On Tue, 9 Jan 2001, Stephen C. Tweedie wrote:
> > we do have SLAB [which essentially caches structures, on a per-CPU basis]
> > which i did take into account, but still, initializing a 600+ byte kiovec
> > is probably more work than the rest of sending a packet! I mean i'd love
> > to eliminate the 200+ bytes skb initialization as well, it shows up.
> Reusing a kiobuf for a request involves setting up the length, offset
> and maybe errno fields, and writing the struct page *'s into the
> maplist. Nothing more.
i'm talking about kiovecs not kiobufs (because those are equivalent to a
fragmented packet - every packet fragment can be anywhere). Initializing a
kiovec involves touching a dozen cachelines. Keeping structures compressed
is very important.
i dont know. I dont think it's necesserily bad for a subsystem to have its
own 'native structure' how it manages data.
> We've already got measurements showing how insane this is. Raw IO
> requests, plus internal pagebuf contiguous requests from XFS, have to
> get broken down into page-sized chunks by the current ll_rw_block()
> API, only to get reassembled by the make_request code. It's
> *enormous* overhead, and the kiobuf-based disk IO code demonstrates
> this clearly.
i do believe that you are wrong here. We did have a multi-page API between
sendfile and the TCP layer initially, and it made *absolutely no
performance difference*. But it was more complex, and harder to fix. And
we had to keep intelligent buffering/clustering/merging in any case,
because some native Linux interfaces such as write() and read() have byte
so unless there is some fundamental difference between the two approaches,
i dont buy this argument. I dont necesserily say that your measurements
are wrong, i'm saying that the performance analysis is wrong.
> We have already shown that the IO-plugging API sucks, I'm afraid.
it might not be important to others, but we do hold one particular
SPECweb99 world record: on 2-way, 2 GB RAM, testing a load with a full
fileset of ~9 GB. It generates insane block-IO load, and we do beat other
OSs that have multipage support, including SGI. (and no, it's not due to
kernel-space acceleration alone this time - it's mostly due to very good
block-IO performance.) We use Jens Axobe's IO-batching fixes that
dramatically improve the block scheduler's performance under high load.
> > > and even in networking the 1.5K packet limit kills us in some cases
> > > and we need an interface capable of generating jumbograms.
> > which cases?
> Gig Ethernet, [...]
we handle gigabit ethernet with 1.5K zero-copy packets just fine. One
thing people forget is IRQ throttling: when switching from 1500 byte
packets to 9000 byte packets then the amount of interrupts drops by a
factor of 6. Now if the tunings of a driver are not changed accordingly,
1500 byte MTU can show dramatically lower performance than 9000 byte MTU.
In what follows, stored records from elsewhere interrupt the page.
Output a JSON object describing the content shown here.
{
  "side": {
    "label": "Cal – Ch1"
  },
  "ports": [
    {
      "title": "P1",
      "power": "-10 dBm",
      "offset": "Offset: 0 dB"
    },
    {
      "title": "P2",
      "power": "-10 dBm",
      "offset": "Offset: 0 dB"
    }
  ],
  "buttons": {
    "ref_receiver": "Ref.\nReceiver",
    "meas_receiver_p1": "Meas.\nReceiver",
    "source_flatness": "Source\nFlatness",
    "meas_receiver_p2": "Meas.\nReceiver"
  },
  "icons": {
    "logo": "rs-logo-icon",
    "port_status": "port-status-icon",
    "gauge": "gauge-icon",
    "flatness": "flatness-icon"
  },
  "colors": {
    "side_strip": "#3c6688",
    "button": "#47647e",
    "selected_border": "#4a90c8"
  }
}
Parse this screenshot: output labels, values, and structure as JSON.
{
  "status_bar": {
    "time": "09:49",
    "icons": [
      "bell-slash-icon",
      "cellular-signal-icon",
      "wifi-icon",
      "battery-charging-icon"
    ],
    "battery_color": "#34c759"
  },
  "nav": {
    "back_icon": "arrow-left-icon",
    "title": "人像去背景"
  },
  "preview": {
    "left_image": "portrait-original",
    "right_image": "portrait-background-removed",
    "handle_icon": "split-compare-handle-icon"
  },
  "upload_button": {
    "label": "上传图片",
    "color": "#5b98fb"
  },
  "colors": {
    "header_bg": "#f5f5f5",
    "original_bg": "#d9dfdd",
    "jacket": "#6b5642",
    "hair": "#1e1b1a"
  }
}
But if tuned properly, i see little difference between 1500 byte and 9000
byte MTU. (when using a good protocol such as TCP.)
> > nothing prevents the introduction of specialized interfaces - if they feel
> > like they can get enough traction.
> So you mean we'll introduce two separate APIs for general zero-copy,
> just to get around the problems in the single-page-based on?
no. But i think that none of the mainstream protocols or APIs mandate a
multi-page interface - i do think that the performance problems mentioned
were mis-analyzed. I'd call the multi-page API thing an urban legend.
Nobody in their right mind can claim that a series of function calls shows
any difference in *block IO* performance, compared to a multi-page API
(which has an additional vector-setup cost). Only functional differences
can explain any measured performance difference - and for those
merging/clustering bugs, multipage support is only a workaround.
> > I was talking about the normal Linux IO
> > APIs, read()/write()/sendfile(), which are byte granularity and invoke an
> > almost mandatory buffering/clustering mechanizm in every kernel subsystem
> > they deal with.
> Only tcp and ll_rw_block. ll_rw_block has already been fixed in the
> SGI patches, and gets _much_ better performance as a result. [...]
as mentioned above, i think this is not due to going multipage.
> The presence of terrible performance in the old ll_rw_block code is
> NOT a good excuse for perpetuating that model.
i'd like to measure this performance problem (because i'd like to
double-check it) - what measurement method was used?